Demand for air cargo in 2022 took a significant step back from 2021 levels but closed the year near pre-pandemic levels of 2019, according to statistics released today by the International Air Transport Association (IATA).
Global full-year demand in 2022, as measured in cargo tonne-kilometers (CTKs), was down 8.0% compared to 2021 but was down just 1.6% compared to 2019. Meanwhile, air cargo capacity in 2022 moved in the other direction, finishing the year 3.0% above 2021 as measured in available cargo tonne-kilometers (ACTKs), but declining by 8.2% compared to 2019 (pre-COVID) levels.
Trends also showed that air freight may continue to slow in 2023, since global new export orders, a leading indicator of cargo demand, have been stalled at the same level since October. And new export orders for major economies are shrinking everywhere except for growth hot-spots in Germany, the U.S., and Japan.

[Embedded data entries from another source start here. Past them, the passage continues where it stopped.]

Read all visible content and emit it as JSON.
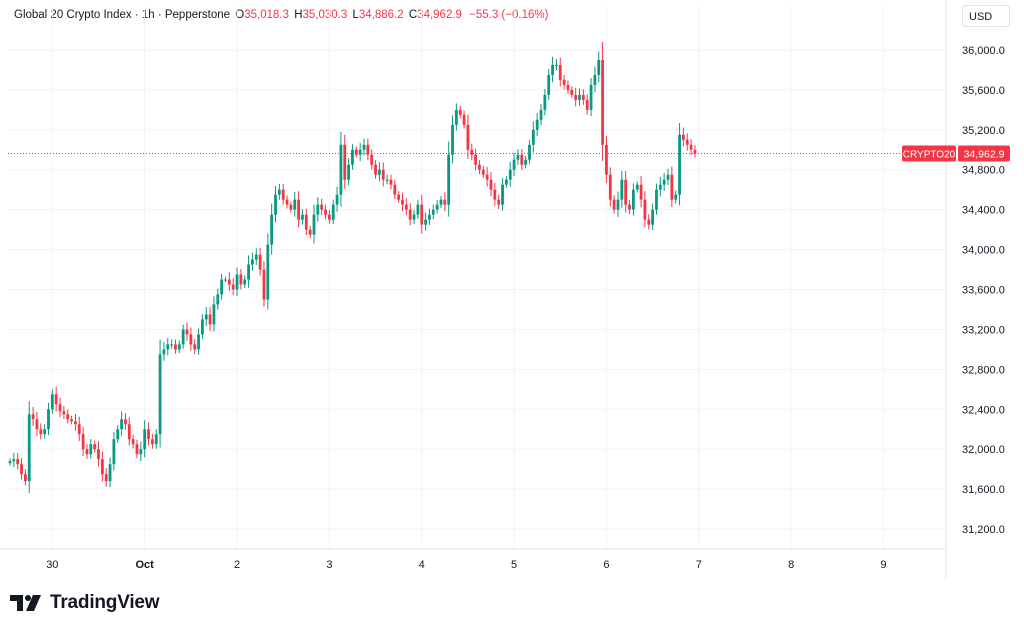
{
  "header": {
    "symbol_title": "Global 20 Crypto Index · 1h · Pepperstone",
    "o_label": "O",
    "o_value": "35,018.3",
    "h_label": "H",
    "h_value": "35,030.3",
    "l_label": "L",
    "l_value": "34,886.2",
    "c_label": "C",
    "c_value": "34,962.9",
    "change": "−55.3 (−0.16%)"
  },
  "currency_label": "USD",
  "price_tag": {
    "symbol": "CRYPTO20",
    "value": "34,962.9"
  },
  "branding": "TradingView",
  "colors": {
    "up": "#089981",
    "down": "#f23645",
    "grid": "#f0f3fa",
    "text": "#131722"
  },
  "chart_data": {
    "type": "candlestick",
    "title": "Global 20 Crypto Index",
    "ylim": [
      31000,
      36200
    ],
    "y_ticks": [
      {
        "value": 31200,
        "label": "31,200.0"
      },
      {
        "value": 31600,
        "label": "31,600.0"
      },
      {
        "value": 32000,
        "label": "32,000.0"
      },
      {
        "value": 32400,
        "label": "32,400.0"
      },
      {
        "value": 32800,
        "label": "32,800.0"
      },
      {
        "value": 33200,
        "label": "33,200.0"
      },
      {
        "value": 33600,
        "label": "33,600.0"
      },
      {
        "value": 34000,
        "label": "34,000.0"
      },
      {
        "value": 34400,
        "label": "34,400.0"
      },
      {
        "value": 34800,
        "label": "34,800.0"
      },
      {
        "value": 35200,
        "label": "35,200.0"
      },
      {
        "value": 35600,
        "label": "35,600.0"
      },
      {
        "value": 36000,
        "label": "36,000.0"
      }
    ],
    "x_ticks": [
      {
        "bar": 11,
        "label": "30"
      },
      {
        "bar": 35,
        "label": "Oct"
      },
      {
        "bar": 59,
        "label": "2"
      },
      {
        "bar": 83,
        "label": "3"
      },
      {
        "bar": 107,
        "label": "4"
      },
      {
        "bar": 131,
        "label": "5"
      },
      {
        "bar": 155,
        "label": "6"
      },
      {
        "bar": 179,
        "label": "7"
      },
      {
        "bar": 203,
        "label": "8"
      },
      {
        "bar": 227,
        "label": "9"
      }
    ],
    "last_price": 34962.9,
    "closes": [
      31880,
      31900,
      31850,
      31750,
      31680,
      32350,
      32300,
      32200,
      32150,
      32200,
      32400,
      32550,
      32450,
      32380,
      32350,
      32300,
      32280,
      32250,
      32150,
      32000,
      31950,
      32050,
      32000,
      31900,
      31750,
      31680,
      31850,
      32100,
      32200,
      32300,
      32250,
      32100,
      32050,
      31950,
      32000,
      32200,
      32100,
      32050,
      32150,
      32950,
      33000,
      33050,
      33050,
      33000,
      33050,
      33200,
      33150,
      33050,
      33000,
      33150,
      33300,
      33350,
      33250,
      33450,
      33550,
      33700,
      33700,
      33650,
      33600,
      33750,
      33650,
      33700,
      33850,
      33900,
      33950,
      33800,
      33500,
      34050,
      34350,
      34550,
      34600,
      34500,
      34450,
      34400,
      34500,
      34300,
      34350,
      34200,
      34150,
      34350,
      34450,
      34400,
      34350,
      34300,
      34450,
      34550,
      35050,
      34700,
      34850,
      35000,
      34950,
      35000,
      35050,
      34950,
      34850,
      34750,
      34800,
      34700,
      34700,
      34650,
      34550,
      34500,
      34450,
      34400,
      34300,
      34350,
      34450,
      34250,
      34300,
      34350,
      34400,
      34450,
      34500,
      34450,
      34950,
      35250,
      35400,
      35350,
      35250,
      35000,
      34950,
      34850,
      34800,
      34750,
      34700,
      34600,
      34500,
      34450,
      34650,
      34700,
      34800,
      34900,
      34950,
      34850,
      34900,
      35050,
      35200,
      35300,
      35400,
      35550,
      35750,
      35850,
      35850,
      35700,
      35650,
      35600,
      35550,
      35500,
      35550,
      35500,
      35400,
      35650,
      35750,
      35900,
      35050,
      34750,
      34500,
      34400,
      34500,
      34700,
      34450,
      34400,
      34600,
      34650,
      34500,
      34300,
      34250,
      34400,
      34600,
      34650,
      34700,
      34750,
      34500,
      34550,
      35150,
      35100,
      35050,
      35000,
      34963
    ]
  }
}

One reason for that tepid forecast may be continued efforts by many nations to squeeze inflation rates by slowing down their own economies, IATA said. The Consumer Price Index (CPI) for G7 countries showed inflation of 6.8% for December, a 0.6 percentage point drop compared to the previous month, when that figure was at 7.4% for November. Likewise, inflation as measured by producer (input) prices reduced to 12.7% in October, its lowest level so far in 2022.
“In the face of significant political and economic uncertainties, air cargo performance declined compared to the extraordinary levels of 2021. That brought air cargo demand to 1.6% below 2019 (pre-pandemic) levels,” Willie Walsh, IATA’s director general, said in a release.

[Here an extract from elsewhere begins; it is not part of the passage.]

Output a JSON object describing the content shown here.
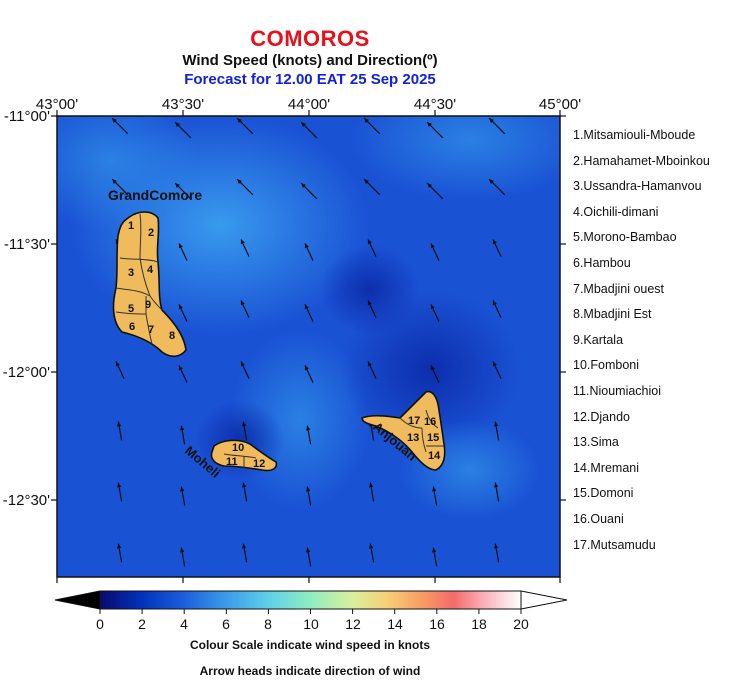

“The continuing measures by key governments to fight inflation by cooling economies are expected to result in a further decline in cargo volumes in 2023 to -5.6% compared to 2019. It will, however, take time for these measures to bite into cargo rates,” Walsh said. “So, the good news for air cargo is that average yields and total revenue for 2023 should remain well above what they were pre-pandemic. That should provide some respite in what is likely to be a challenging trading environment in the year ahead.”
Despite that quiet cargo environment, airlines also saw passenger demand rebound in 2022 from its pandemic morass. Total traffic in 2022 (measured in revenue passenger kilometers or RPKs) rose 64.4% compared to 2021, bringing the 2022 passenger traffic volume to 68.5% of pre-pandemic (2019) levels.
“The industry left 2022 in far stronger shape than it entered, as most governments lifted COVID-19 travel restrictions during the year and people took advantage of the restoration of their freedom to travel. This momentum is expected to continue in the New Year, despite some governments’ over-reactions to China’s re-opening,” Walsh said.
According to IATA, global travel bans during the pandemic had a bigger impact on depressing airlines’ business results than on preventing the spread of the disease. “Let us hope that 2022 becomes known as the year in which governments locked away forever the regulatory shackles that kept their citizens earthbound for so long,” Walsh said. “It is vital that governments learn the lesson that travel restrictions and border closures have little positive impact in terms of slowing the spread of infectious diseases in our globally inter-connected world. However, they have an enormous negative impact on people’s lives and livelihoods, as well as on the global economy that depends on the unfettered movement of people and goods.”